Useful And Fantastic: Doing Something To Stop Roadkill
Val Yule is concerned about the slaughter of animals by speeding vehicles.
Roadkill is driving some species towards extinction all over the world. There are too many cars and trucks on many more roads than before that go through their habitats.
Tunnels and overheads to enable animals to safely cross roads are used in some places. This can help a little at locations where many animals get run over, but does not solve the problem.
At present some people may try to save the wounded and the infant animals whose mothers are squashed, but that is kindness too late.
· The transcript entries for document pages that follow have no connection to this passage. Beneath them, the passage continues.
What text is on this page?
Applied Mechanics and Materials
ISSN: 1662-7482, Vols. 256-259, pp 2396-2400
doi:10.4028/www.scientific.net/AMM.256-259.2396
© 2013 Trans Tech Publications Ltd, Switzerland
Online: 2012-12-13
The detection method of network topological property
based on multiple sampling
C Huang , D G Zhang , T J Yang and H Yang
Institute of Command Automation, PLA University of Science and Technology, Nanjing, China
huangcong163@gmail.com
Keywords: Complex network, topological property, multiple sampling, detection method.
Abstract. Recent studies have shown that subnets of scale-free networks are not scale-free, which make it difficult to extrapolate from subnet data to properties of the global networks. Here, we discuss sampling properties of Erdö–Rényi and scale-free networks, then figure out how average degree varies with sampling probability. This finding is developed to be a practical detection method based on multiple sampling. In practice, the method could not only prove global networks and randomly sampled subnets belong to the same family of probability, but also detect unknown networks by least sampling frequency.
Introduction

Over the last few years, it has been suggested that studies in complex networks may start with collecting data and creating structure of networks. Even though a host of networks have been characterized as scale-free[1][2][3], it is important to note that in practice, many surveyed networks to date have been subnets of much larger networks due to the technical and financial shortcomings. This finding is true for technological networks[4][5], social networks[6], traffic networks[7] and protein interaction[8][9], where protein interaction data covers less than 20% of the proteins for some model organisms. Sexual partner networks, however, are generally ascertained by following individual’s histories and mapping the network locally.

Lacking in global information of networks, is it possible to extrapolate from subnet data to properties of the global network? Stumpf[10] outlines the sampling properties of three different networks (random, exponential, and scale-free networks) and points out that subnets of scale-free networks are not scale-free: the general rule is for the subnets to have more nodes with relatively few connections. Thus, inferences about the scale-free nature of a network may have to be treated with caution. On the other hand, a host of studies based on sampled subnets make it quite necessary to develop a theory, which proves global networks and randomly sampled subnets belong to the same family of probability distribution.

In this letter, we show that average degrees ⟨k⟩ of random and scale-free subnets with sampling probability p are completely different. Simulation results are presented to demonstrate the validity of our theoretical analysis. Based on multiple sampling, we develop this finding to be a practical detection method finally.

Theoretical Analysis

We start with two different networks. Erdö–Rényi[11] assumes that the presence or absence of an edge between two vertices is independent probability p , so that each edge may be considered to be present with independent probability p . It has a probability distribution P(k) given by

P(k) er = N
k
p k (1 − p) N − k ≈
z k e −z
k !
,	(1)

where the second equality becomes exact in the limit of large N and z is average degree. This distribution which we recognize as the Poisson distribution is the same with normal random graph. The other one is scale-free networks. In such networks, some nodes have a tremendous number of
A British man eats road-kill as his way of preventing waste, and there are American recipe books which feature roadkill.
But we could do something to prevent roadkill instead of taking it as a fact of life/death. A speed-limit of forty miles per hour at night and dusk in wild-life country would help. Slower driving through bushland could prevent many deaths.
A campaign could make people feel shameful for boasting about how many creatures they had killed during a single trip.
People could put ribbons and flowers at places where animals have been killed.
"Of Tasmanian roadkill, 70 per cent are hit in roadkill blackspots, which only exist on small sections of the road," said scientist Alistair Hobday.
We could ask for inventions. For example, a form of warning for animals that a car or truck is coming.
Ten minutes on Google can find you a whole lot of sensitive and insensitive things done and thought about roadkill.
Merritt Clifton, editor of Animal People Newspaper, estimated that the following animals are being killed annually by motor vehicles in the United States:
41 million squirrels
26 million cats
22 million rats
19 million opossums
15 million raccoons
6 million dogs
An average of one wild creature is killed on Tasmania's roads every two minutes. claims claims scientist Dr Alistair Hobday.
"Pretty much everything that lives in Tasmania, we've seen dead on the road.''
"Nearly 300,000 animals are killed on Tasmanian roads every year. Among them, 4000 Tasmanian devils - about 5 per cent of a population already being dying from an infectious cancer," claimed Michelle Paine back in November, 2008.